Established in 1980, Northern Ontario Business provides Canadians and international investors with relevant, current and insightful editorial content and business news information about Ontario’s vibrant and resource-rich North. This column was published in the April 2011 issue.
Dave Robinson is an economist with the Institute for Northern Ontario Research and Development at Laurentian University. firstname.lastname@example.org
There is little enthusiasm for the so-called Northern Growth Plan. Public comments are lukewarm. Sudbury Mayor Marianne Matichuk, for example, offered the opinion that it might be good that there isn’t a lot detail, that it leaves room for improvements.
In private, responses range from boredom to outright contempt. In fact, the plan is not really all that bad, though it isn’t actually a plan, of course; rather, it is really a list of guiding principles for the hundreds of sub-departments of the ministries that run Northern Ontario.
They are finally trying to get their act together. Minister of Infrastructure Bob Chiarelli is promising to support a lot of obvious good things and to encourage everyone else to develop real plans based on the principles in “The Plan.”
But here is the real point. As a statement of principles, the document shows promise. For the first time, the government admits that Northern Ontario needs an education system that fits its economy.
This is a huge leap in understanding for the Ministry of Northern Development, Mines and Forestry.
Is the Ministry of Education on board? Probably not, but Northerners can start work on their own curriculum. It is now government policy!
For the first time, the province recognizes the importance of policy by Northerners, for Northerners, done in the bright light of day.
Government policies will still be generated in 13 closets of 13 ministries in Queen’s Park, but there will be some kind of Northern Policy Institute.
For the first time, the government has admitted it doesn’t have a transportation plan for the North. Transportation planning is the foundation of a development strategy, and according to “The Plan,” the government is planning to plan the transportation network. That is progress.
For the first time, the government has realized that it has to encourage Northern cities to develop denser and more efficient cores.
Northern communities have disproportionately high infrastructure costs.
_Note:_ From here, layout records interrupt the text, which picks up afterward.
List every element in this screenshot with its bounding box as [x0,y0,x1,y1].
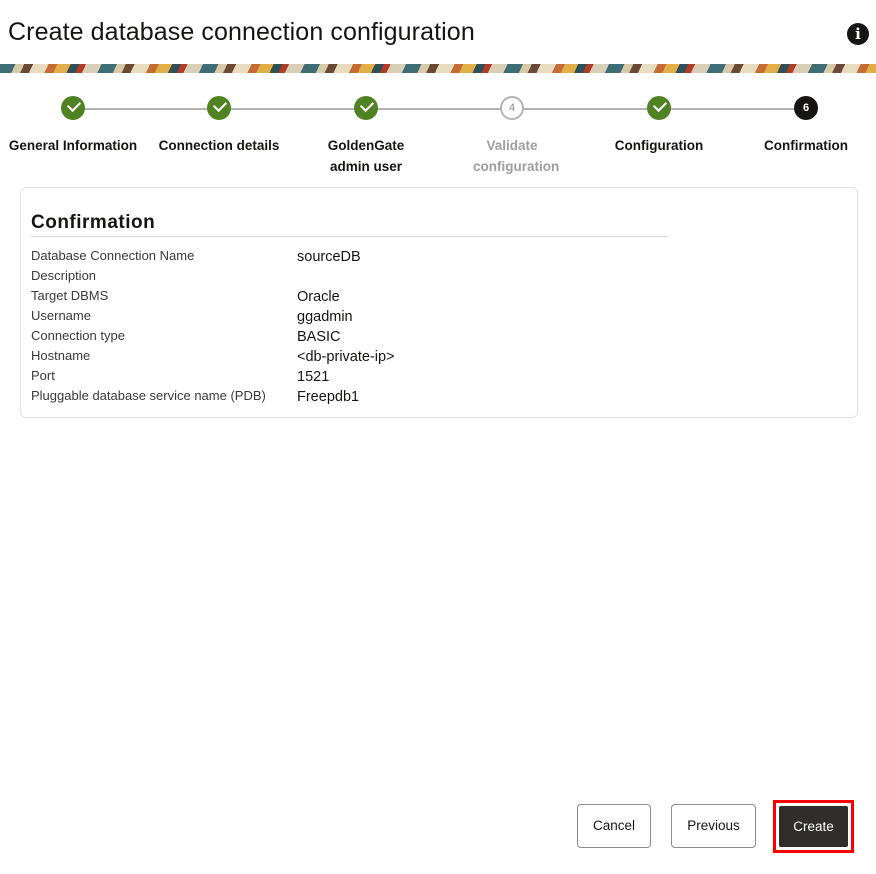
info-icon[interactable]: i [847,23,869,45]
check-icon [61,96,85,120]
divider [31,236,668,237]
field-value: Oracle [297,289,340,305]
step-goldengate-admin-user[interactable]: GoldenGate admin user [293,96,439,177]
section-title: Confirmation [31,212,156,233]
dialog-header: Create database connection configuration… [0,0,876,64]
step-connection-details[interactable]: Connection details [146,96,292,156]
confirmation-card: Confirmation Database Connection Name so… [20,187,858,418]
step-label: Confirmation [764,138,848,153]
step-confirmation[interactable]: 6 Confirmation [733,96,876,156]
field-value: ggadmin [297,309,353,325]
step-train: General Information Connection details G… [0,96,876,186]
previous-button[interactable]: Previous [671,804,756,848]
step-number-badge: 6 [794,96,818,120]
field-label: Username [31,308,91,323]
field-value: 1521 [297,369,330,385]
step-label: Connection details [158,138,280,153]
field-value: BASIC [297,329,341,345]
field-value: Freepdb1 [297,389,360,405]
field-value: <db-private-ip> [297,349,395,365]
step-general-information[interactable]: General Information [0,96,146,156]
check-icon [647,96,671,120]
field-label: Connection type [31,328,125,343]
decorative-banner [0,64,876,73]
step-number-badge: 4 [500,96,524,120]
create-button[interactable]: Create [779,806,848,847]
step-label: General Information [8,138,138,153]
cancel-button[interactable]: Cancel [577,804,651,848]
field-label: Target DBMS [31,288,109,303]
step-configuration[interactable]: Configuration [586,96,732,156]
step-label: Configuration [614,138,704,153]
field-label: Database Connection Name [31,248,195,263]
step-label: GoldenGate admin user [327,138,405,174]
check-icon [207,96,231,120]
field-label: Pluggable database service name (PDB) [31,388,266,403]
field-label: Port [31,368,55,383]
field-label: Hostname [31,348,91,363]
step-validate-configuration[interactable]: 4 Validate configuration [439,96,585,177]
check-icon [354,96,378,120]
page-title: Create database connection configuration [8,18,475,46]
field-label: Description [31,268,97,283]
field-value: sourceDB [297,249,361,265]
step-label: Validate configuration [473,138,560,174]
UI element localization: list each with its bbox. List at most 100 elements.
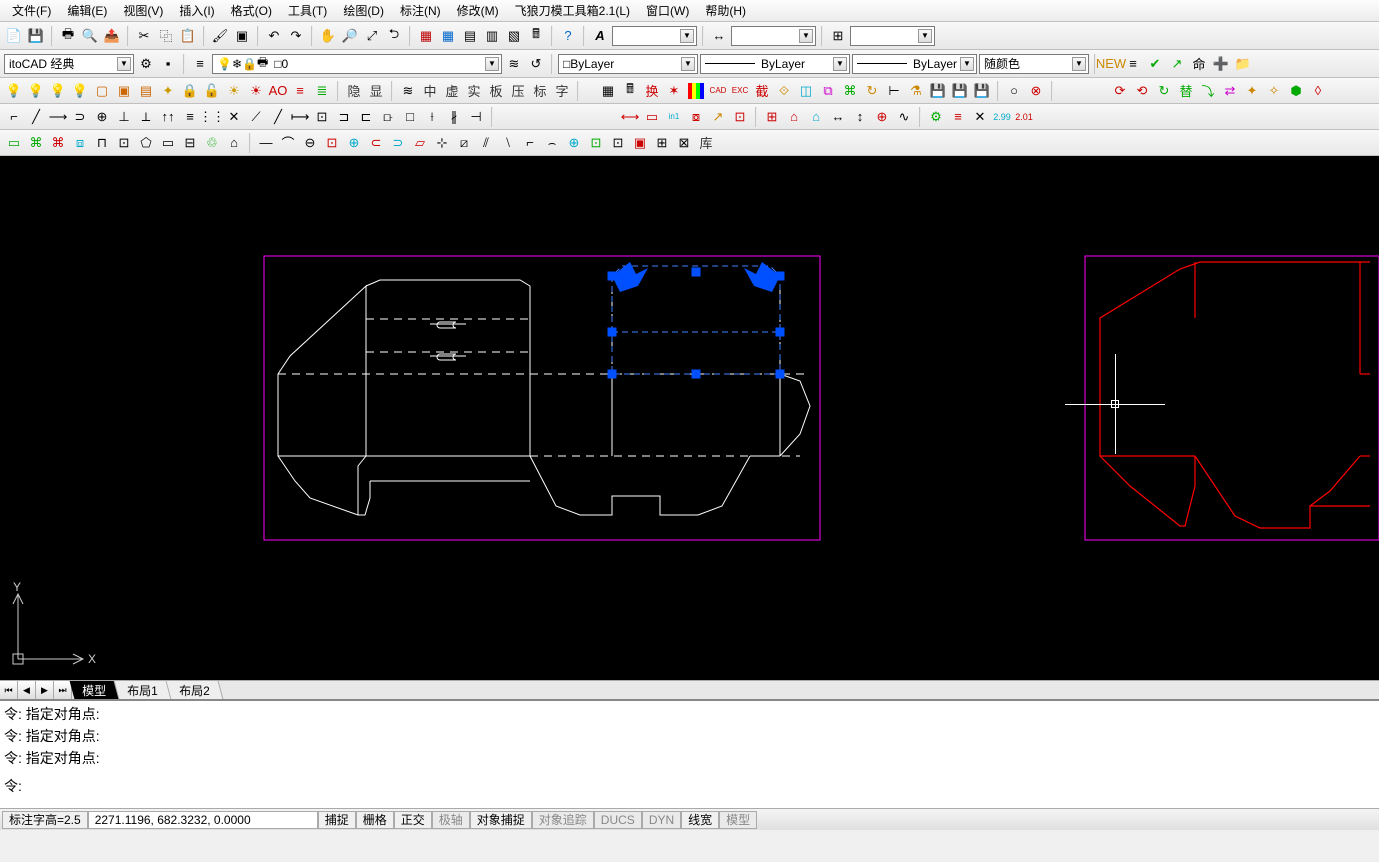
geo1-icon[interactable]: ⌐	[4, 107, 24, 127]
s28-icon[interactable]: ⊡	[608, 133, 628, 153]
sun2-icon[interactable]: ☀	[246, 81, 266, 101]
menu-format[interactable]: 格式(O)	[223, 0, 280, 21]
cjk-dash-btn[interactable]: 虚	[442, 81, 462, 101]
geo5-icon[interactable]: ⊕	[92, 107, 112, 127]
ar7-icon[interactable]: ∿	[894, 107, 914, 127]
dim2-icon[interactable]: ▭	[642, 107, 662, 127]
cmd-icon[interactable]: 命	[1189, 54, 1209, 74]
tab-layout2[interactable]: 布局2	[166, 681, 223, 699]
markup-icon[interactable]: ▧	[504, 26, 524, 46]
geo13-icon[interactable]: ╱	[268, 107, 288, 127]
calc-icon[interactable]: 🖩	[526, 26, 546, 46]
save-icon[interactable]: 💾	[26, 26, 46, 46]
m3-icon[interactable]: ✕	[970, 107, 990, 127]
edit-line-icon[interactable]: ↗	[1167, 54, 1187, 74]
ws-settings-icon[interactable]: ⚙	[136, 54, 156, 74]
tab-first-btn[interactable]: ⏮	[0, 681, 18, 699]
s16-icon[interactable]: ⊕	[344, 133, 364, 153]
drawing-area[interactable]: Y X	[0, 156, 1379, 680]
geo4-icon[interactable]: ⊃	[70, 107, 90, 127]
cjk-text-btn[interactable]: 字	[552, 81, 572, 101]
geo14-icon[interactable]: ⟼	[290, 107, 310, 127]
save3-icon[interactable]: 💾	[950, 81, 970, 101]
box2-icon[interactable]: ▣	[114, 81, 134, 101]
bulb3-icon[interactable]: 💡	[48, 81, 68, 101]
dim-style-icon[interactable]: ↔	[709, 26, 729, 46]
cjk-mid-btn[interactable]: 中	[420, 81, 440, 101]
menu-modify[interactable]: 修改(M)	[449, 0, 507, 21]
misc1-icon[interactable]: ⟐	[774, 81, 794, 101]
toggle-osnap[interactable]: 对象捕捉	[470, 811, 532, 829]
geo6-icon[interactable]: ⊥	[114, 107, 134, 127]
geo20-icon[interactable]: ⟊	[422, 107, 442, 127]
lines-icon[interactable]: ≣	[312, 81, 332, 101]
command-window[interactable]: 令: 指定对角点: 令: 指定对角点: 令: 指定对角点: 令:	[0, 700, 1379, 808]
p9-icon[interactable]: ◊	[1308, 81, 1328, 101]
layer-stack-icon[interactable]: ≡	[1123, 54, 1143, 74]
geo15-icon[interactable]: ⊡	[312, 107, 332, 127]
paste-icon[interactable]: 📋	[178, 26, 198, 46]
matchprop-icon[interactable]: 🖌	[210, 26, 230, 46]
ar5-icon[interactable]: ↕	[850, 107, 870, 127]
dim6-icon[interactable]: ⊡	[730, 107, 750, 127]
menu-window[interactable]: 窗口(W)	[638, 0, 697, 21]
props-icon[interactable]: ▦	[416, 26, 436, 46]
geo17-icon[interactable]: ⊏	[356, 107, 376, 127]
zoom-prev-icon[interactable]: ⮌	[384, 26, 404, 46]
print-icon[interactable]: 🖶	[58, 26, 78, 46]
geo18-icon[interactable]: ⟥	[378, 107, 398, 127]
style-combo[interactable]: ▼	[612, 26, 697, 46]
s21-icon[interactable]: ⧄	[454, 133, 474, 153]
s25-icon[interactable]: ⌢	[542, 133, 562, 153]
s4-icon[interactable]: ⧈	[70, 133, 90, 153]
bulb2-icon[interactable]: 💡	[26, 81, 46, 101]
tablestyle-combo[interactable]: ▼	[850, 26, 935, 46]
cjk-swap-btn[interactable]: 换	[642, 81, 662, 101]
ao-icon[interactable]: AO	[268, 81, 288, 101]
dimstyle-combo[interactable]: ▼	[731, 26, 816, 46]
s14-icon[interactable]: ⊖	[300, 133, 320, 153]
toggle-lwt[interactable]: 线宽	[681, 811, 719, 829]
new-layer-icon[interactable]: NEW	[1101, 54, 1121, 74]
folder-icon[interactable]: 📁	[1233, 54, 1253, 74]
preview-icon[interactable]: 🔍	[80, 26, 100, 46]
tab-model[interactable]: 模型	[70, 681, 120, 699]
m1-icon[interactable]: ⚙	[926, 107, 946, 127]
s10-icon[interactable]: ♲	[202, 133, 222, 153]
color-combo[interactable]: □ByLayer▼	[558, 54, 698, 74]
s2-icon[interactable]: ⌘	[26, 133, 46, 153]
hide-btn[interactable]: 隐	[344, 81, 364, 101]
cjk-press-btn[interactable]: 压	[508, 81, 528, 101]
geo7-icon[interactable]: ⟂	[136, 107, 156, 127]
misc3-icon[interactable]: ⧉	[818, 81, 838, 101]
s23-icon[interactable]: ⧵	[498, 133, 518, 153]
s29-icon[interactable]: ▣	[630, 133, 650, 153]
menu-help[interactable]: 帮助(H)	[697, 0, 754, 21]
geo12-icon[interactable]: ⟋	[246, 107, 266, 127]
m2-icon[interactable]: ≡	[948, 107, 968, 127]
save4-icon[interactable]: 💾	[972, 81, 992, 101]
m5-icon[interactable]: 2.01	[1014, 107, 1034, 127]
toggle-dyn[interactable]: DYN	[642, 811, 681, 829]
p7-icon[interactable]: ✧	[1264, 81, 1284, 101]
cut-icon[interactable]: ✂	[134, 26, 154, 46]
s1-icon[interactable]: ▭	[4, 133, 24, 153]
s11-icon[interactable]: ⌂	[224, 133, 244, 153]
misc2-icon[interactable]: ◫	[796, 81, 816, 101]
cjk-cut-btn[interactable]: 截	[752, 81, 772, 101]
s13-icon[interactable]: ⌒	[278, 133, 298, 153]
ar6-icon[interactable]: ⊕	[872, 107, 892, 127]
cjk-lib-btn[interactable]: 库	[696, 133, 716, 153]
menu-plugin[interactable]: 飞狼刀模工具箱2.1(L)	[507, 0, 638, 21]
ar1-icon[interactable]: ⊞	[762, 107, 782, 127]
circle2-icon[interactable]: ⊗	[1026, 81, 1046, 101]
dim1-icon[interactable]: ⟷	[620, 107, 640, 127]
show-btn[interactable]: 显	[366, 81, 386, 101]
p5-icon[interactable]: ⇄	[1220, 81, 1240, 101]
geo2-icon[interactable]: ╱	[26, 107, 46, 127]
geo11-icon[interactable]: ✕	[224, 107, 244, 127]
lock-icon[interactable]: 🔒	[180, 81, 200, 101]
layer-combo[interactable]: 💡❄🔒🖶 □0 ▼	[212, 54, 502, 74]
layer-mgr-icon[interactable]: ≡	[190, 54, 210, 74]
tool-palette-icon[interactable]: ▤	[460, 26, 480, 46]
A small decline in population, a rise in fuel and heating costs, even tighter environmental regulations could make whole towns unsustainable.
Right now, the lunatic municipal tax system encourages people to spread out, driving costs up.
The Ontario Municipal Board encourages sprawl. Our kids will inherit communities that are fiscal basket cases.
It’s true “The Plan” doesn’t include a solution to these problems, but it does include a plan to talk about them. That is progress.
I would have been a lot happier if the minister had said that he knows this is not a real plan.
It would have shown guts and integrity to admit he was embarrassed that more than three years of work got only part way to his goal.
Calling this document a plan leaves us wondering if the minister or his staff even know what a plan is. Will city councils throw heart and soul into making changes if they don’t think the minister knows what he is talking about? Or will they decide that this is just another political show to keep Northerners quiet?
My view is that there is some content here and that the ministries have learned something.
It is true that the document has serious shortcomings – there is nothing about devolving decisionmaking to the North.
There is nothing about community forests. The section on energy still treats the North as an energy source for the south.
The most serious weakness in the document is that it doesn’t admit a single error.
Planning starts by identifying what has to change. So does reform. Alcoholics have to admit they are alcoholics.
Sinners have to admit they are sinners, and governments that follow policies that lead to underdevelopment have to admit that the policies have failed.
This document admits nothing.
It would be easier to believe changes are coming if the document admitted that some provincial policies have failed in the North.
It would be easier to have confidence in the minister’s promises if he admitted that achieving some of his goals will involve serious battles within the government.
For all its weaknesses, this “plan” represents real progress.
Instead of letting it sink like previous efforts, Northerners should hold the government to the good intentions expressed in the document.
Let’s plan to do some real planning of our own.